Basic training at Ft. Des Moines, Iowa was completed in August of ’43 and from there I was assigned to McChord Army Air Field. My world expanded rapidly as I came in contact with many men and women from all parts of the USA. I had left my Swedish Lutheran world and began to discover the difference in people from Austin to Boston, Georgia to Kansas, Vermont to Missouri.
By the time I was at McChord, I made PFC and in December of ‘43 I was transferred, along with my friend Ruth, to the HQ of the Fourth Air Force in downtown San Francisco. The WAC unit there was quartered on the third floor of the Palace Hotel, on the corner of Market and Montgomery Streets.
Hotel furniture had been replaced by army cots and foot lockers. We were placed four to each room and had our bathroom. Oh, and our floor was carpeted. That was luxury-plus in the army.
Our offices were two blocks away, on Montgomery Street. The mess hall and PX occupied the ground floor.
Ruth and I had been there only a short time. At lunch one day, we had filled our trays and sat down to eat. Soon two soldiers got up from their tables and sat down at ours. Nothing unusual about that, where males far out-numbered females. It happened that one of those soldiers remembered meeting me at McChord Field. Introductions were made―they were John and Lee. After talking for a while, they said “How about a movie tonight?”
Lee and Ruth had that one date, but John Harlin and I had many dates and a year later, we married, on November 21, 1944.
I’m getting ahead of the story. In August of ’44, I went across the country to officer candidate school in Ft. Oglethorpe, GA. I won my gold bars on November 18 and used my 10-day leave to travel to Oklahoma City while John got furlough time to meet me there―at his parents’ home. They had been wondering what sort of girl their son had―me in the army, of all places!
John’s dad was a preacher so he performed our wedding while his mother and sister were witnesses. We had six days before John returned to California and I to Georgia.
It was in June of ’45 that Allied Victory was declared in Europe and soon after that, two atom bombs brought Japan to its knees.
The war was over. Discharge pins on our lapels and documents in our pockets; we decided to settle in John’s hometown of Ponca City, OK.
John was a devout Christian, always active in church work. Church music and teaching teens were his forte.
John was serving as an associate minister when the opportunity arose to go with three other families to the Union of South Africa as missionaries. My interest in missions began with the Gustavus missionary society, and suddenly a door opened to the real thing.
Our ship sailed from Savannah in late July. It was a small freighter with space for twelve passengers; our children were 3 1/2 years and 16 months-old respectively. The deck was unfit for play and we parents were fit to be tied. Eventually, after nineteen days without seeing land, we awoke one morning to the still water of the harbor and in full view of Table Mountain.

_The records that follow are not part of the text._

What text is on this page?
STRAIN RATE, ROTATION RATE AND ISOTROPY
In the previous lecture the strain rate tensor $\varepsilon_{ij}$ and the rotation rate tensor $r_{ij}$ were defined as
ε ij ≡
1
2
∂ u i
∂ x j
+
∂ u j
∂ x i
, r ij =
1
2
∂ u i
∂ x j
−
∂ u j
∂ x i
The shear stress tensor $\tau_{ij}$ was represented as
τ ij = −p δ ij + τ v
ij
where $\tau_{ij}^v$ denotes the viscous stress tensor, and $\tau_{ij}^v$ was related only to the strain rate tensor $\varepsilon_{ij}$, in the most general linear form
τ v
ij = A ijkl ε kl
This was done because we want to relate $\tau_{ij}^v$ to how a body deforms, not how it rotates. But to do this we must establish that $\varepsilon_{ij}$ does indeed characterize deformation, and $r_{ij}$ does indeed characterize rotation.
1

Thus began our South Africa adventure that lasted not quite thirty years. They were busy years, difficult at times, but glorious years. Some disappointments, yes, but viewed from the year 2006, they were fruitful years.

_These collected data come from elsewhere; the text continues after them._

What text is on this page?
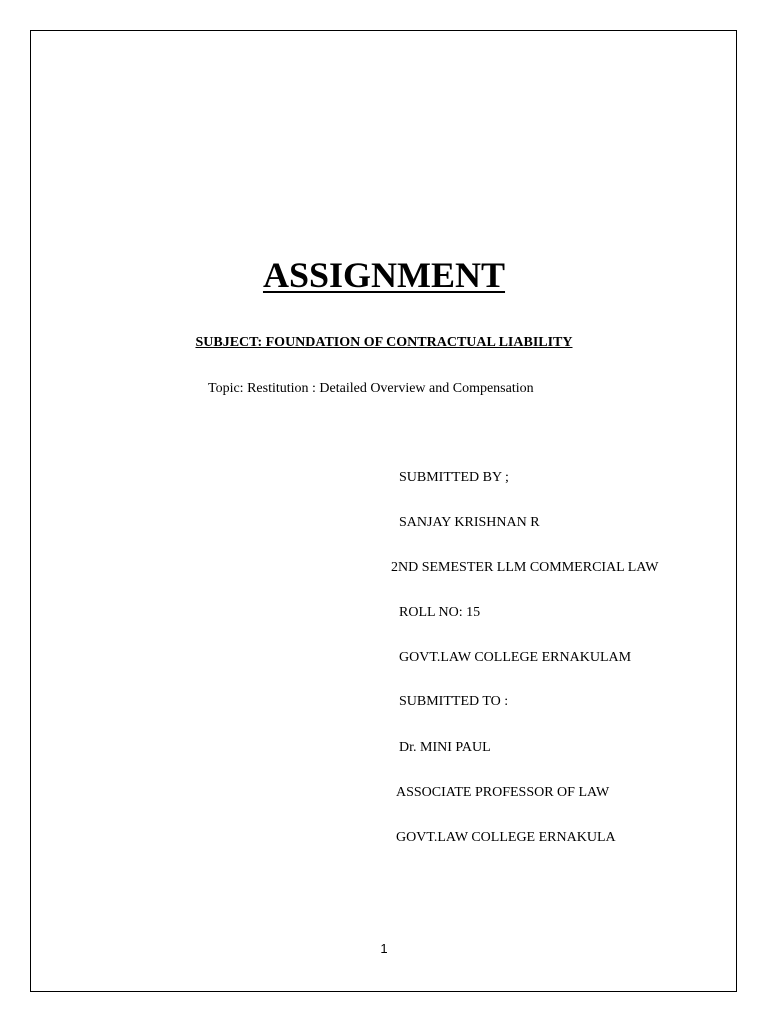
ASSIGNMENT
SUBJECT: FOUNDATION OF CONTRACTUAL LIABILITY
Topic: Restitution : Detailed Overview and Compensation
SUBMITTED BY ;
SANJAY KRISHNAN R
2ND SEMESTER LLM COMMERCIAL LAW
ROLL NO: 15
GOVT.LAW COLLEGE ERNAKULAM
SUBMITTED TO :
Dr. MINI PAUL
ASSOCIATE PROFESSOR OF LAW
GOVT.LAW COLLEGE ERNAKULA
1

The book I wrote about that time is more than four hundred pages long, so how can all that are told in a page or two.
I wrote of my expanding world. I was about twenty-four then. Only two years after our retirement from the mission field, John died of a massive coronary thrombosis. He was sixty-seven and I was sixty-one. My world was shrinking a little, but I found employment in a Christian home for unwed mothers; mostly girls who had not planned pregnancy and now were prepared to give their babies to be adopted.
Three years after John’s death, I married Sid Chenault, a widower, retired mechanical engineer, an elder in the church, a servant of God. Together we shared nineteen great years. Parkinson’s came quickly in his case and so now I’m a widow again.
My world has shrunk to an assisted living facility, but it’s a good little world because it’s only my body that’s confined. My mind is free to look back at my past, to observe the present, and to look ahead, even to a future home in heaven.
I hope to see you there at that reunion of the class of 1941.